Viva os chatos !!!
Alguns textos deveriam ser de leitura obrigatória nas faculdades
de jornalismo e cursos que tratam de finanças corporativas/governança
corporativa.
Sem uma escrita rebuscada, tão comum em textos teóricos elaborados
por quem vive em uma outra realidade, o craque do jornalismo Fernando Torres
nos apresenta uma interessante reflexão sobre governança corporativa, os papéis
de investidores, empresas, executivos/conselheiros e da nossa querida CVM no combalido
mercado de capitais brasileiro (https://valorinveste.globo.com/blogs/fernando-torres/post/2023/02/boa-governanca-corporativa-depende-do-dono-ou-dos-chatos.ghtml?utm_source=Linkedin&utm_medium=Social&utm_campaign=compartilhar). Trata-se de um texto de 2023, mas bem atual diante do contexto
com fraudes bilionárias e outras orgias societárias/financeiras promovidas por
verdadeiros meliantes fantasiados de acionistas controladores com seus executivos
adestrados (pagamento de bônus para executivos envolvidos em esquemas de
propinas e fechamento de capital a preço vil, por exemplo), além da morosidade
e complacência do Xerife, interessado em arrecadar umas moedinhas com acordos
indecentes.
Soma-se a isso grandes investidores passivos com seus discursos
vazios sobre ESG (não investem em empresas que exploram trabalho infantil e que
fabricam armas, mas investir em empresa corruptora está liberado) e temos um
caldo perfeito para que nada aconteça – putrefação garantida.
Não esqueçamos dos conselhos de administração café-com-leite. Uma
verdadeira confraria de gente educada que adora um chá das 5 e vive viajando
para “conversas com investidores” em Londres e NY. A diversidade passa longe,
com homens sessentões, brancos e barrigudinhos; quando vejo o LinkedIn penso
que se trata do conselho de administração da Smiles ou Multiplus, só acumulando
milhas. Quero ver encarar CEO casca grossa em Montes Claros, terra do ovo frito
no asfalto...
Mas se de um lado temos essa verdadeira horda de investidores
mansos e conselheiros “amigos”, do outro temos o que Fernando Torres chamou de
investidores chatos. O que seria do nosso mercado de capitais sem os chatos?
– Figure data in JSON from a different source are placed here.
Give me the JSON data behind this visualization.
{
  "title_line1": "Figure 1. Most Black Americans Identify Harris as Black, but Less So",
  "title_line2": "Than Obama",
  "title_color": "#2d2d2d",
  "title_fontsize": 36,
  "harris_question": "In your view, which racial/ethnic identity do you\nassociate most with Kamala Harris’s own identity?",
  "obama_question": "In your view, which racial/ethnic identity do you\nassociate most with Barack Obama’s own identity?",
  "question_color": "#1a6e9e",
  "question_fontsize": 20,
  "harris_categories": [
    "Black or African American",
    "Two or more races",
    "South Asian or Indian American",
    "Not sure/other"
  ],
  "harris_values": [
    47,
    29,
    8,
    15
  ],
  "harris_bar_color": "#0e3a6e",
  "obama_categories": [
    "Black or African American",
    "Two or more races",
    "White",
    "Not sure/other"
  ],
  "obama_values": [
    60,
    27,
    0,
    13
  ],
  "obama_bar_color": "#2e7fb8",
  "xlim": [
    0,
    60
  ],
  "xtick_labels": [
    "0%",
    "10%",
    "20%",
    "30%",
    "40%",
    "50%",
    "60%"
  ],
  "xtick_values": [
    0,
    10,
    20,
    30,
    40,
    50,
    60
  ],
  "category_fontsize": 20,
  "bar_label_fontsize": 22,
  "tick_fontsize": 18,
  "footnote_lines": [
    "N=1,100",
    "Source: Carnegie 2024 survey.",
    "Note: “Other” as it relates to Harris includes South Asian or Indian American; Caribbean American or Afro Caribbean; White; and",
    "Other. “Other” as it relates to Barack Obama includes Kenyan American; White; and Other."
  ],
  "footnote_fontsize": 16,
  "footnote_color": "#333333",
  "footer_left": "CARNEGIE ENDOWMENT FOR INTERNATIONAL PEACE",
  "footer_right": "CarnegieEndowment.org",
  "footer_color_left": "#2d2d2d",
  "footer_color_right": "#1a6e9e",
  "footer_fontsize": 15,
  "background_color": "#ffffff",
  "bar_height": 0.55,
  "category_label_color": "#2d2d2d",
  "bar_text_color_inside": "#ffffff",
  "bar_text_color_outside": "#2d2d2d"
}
Confesso que o papel de chato, que busco desempenhar com meia
dúzia de ações de empresas com “desgovernança corporativa”, não é muito
agradável, e por vezes me pergunto se vale a pena comparecer nas burocráticas
assembleias comandadas por advogados famosos que atuam como feitores de fazenda
na Carolina do Sul do século 19, ou denunciar na CVM os executivos da empresa petroquímica
que destruiu bairros de uma grande e bela cidade do Nordeste (faltou
diligência? Ou sobrou ganância?) e a farmacêutica que fraudou contratos para
pagar propina, a mando do controlador malvadão. Vale ressaltar que todos os
acionistas ganham quando um “chato” paralisa uma AGO com questionamentos bem
fundamentados tecnicamente.
Confesso que o número de derrotas é bem maior que o de vitórias, mas
fiquem de olho no processo CVM nº 19957.001121/2025-64 ... (teremos pizza, acarajé
ou multas idênticas ao caso Mariana?).
Um olho no peixe, outro no gato, afinal está liberada a prática de
pagamento de propinas mundo afora (https://www.infomoney.com.br/mundo/trump-suspende-lei-anticorrupcao-de-1977-que-proibe-suborno/).
Mas como diria Suassuna, entre a indignação e a resignação tem a
esperança, um realismo esperançoso, e quanto mais me dizem que sozinho não
posso fazer nada, mais eu quero fazer algo. Se tem bambu, tem flecha.